Tehran’s training network for international terrorists is not limited to radicalized Shiite fighters. The recent Taliban terror attack against a delegation that included diplomats and humanitarian officers from the UAE in Afghanistan reveals how Iranian training and supply of a vast terror network is a common threat shared by the Arab Coalition and the West.

A special session by the US and its Arab allies is needed to draft a clear plan on how to neutralize the IRGC’s terror-training network. This does not necessarily entail a conventional war. An unconventional response is needed to adequately deal with this unconventional problem. The geographic space in which Al-Qaeda and Daesh can train international terrorists may be rapidly shrinking, but it seems the IRGC’s terror-training arm has redoubled its efforts.
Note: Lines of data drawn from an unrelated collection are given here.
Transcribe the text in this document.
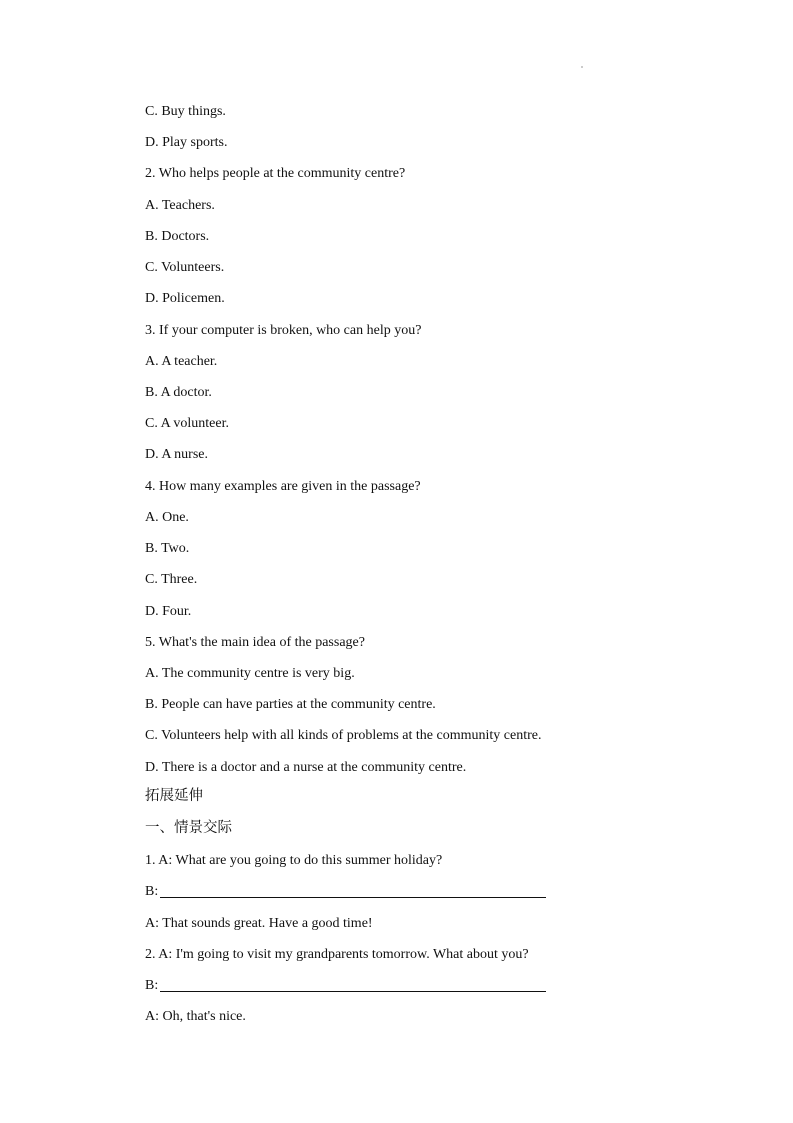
C. Buy things.
D. Play sports.
2. Who helps people at the community centre?
A. Teachers.
B. Doctors.
C. Volunteers.
D. Policemen.
3. If your computer is broken, who can help you?
A. A teacher.
B. A doctor.
C. A volunteer.
D. A nurse.
4. How many examples are given in the passage?
A. One.
B. Two.
C. Three.
D. Four.
5. What's the main idea of the passage?
A. The community centre is very big.
B. People can have parties at the community centre.
C. Volunteers help with all kinds of problems at the community centre.
D. There is a doctor and a nurse at the community centre.
拓展延伸
一、情景交际
1. A: What are you going to do this summer holiday?
B:
A: That sounds great. Have a good time!
2. A: I'm going to visit my grandparents tomorrow. What about you?
B:
A: Oh, that's nice.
In a public statement, the NCRI urged the international community to officially designate the IRGC a terror entity. This is a prudent first step. If Western and Arab intelligence agencies are able to corroborate the report’s veracity, there can be no more dealing with IRGC terror exportation half-heartedly. Given what this report reveals, putting the IRGC “on notice” must now entail concrete strategic solutions that shut its global threat network once and for all.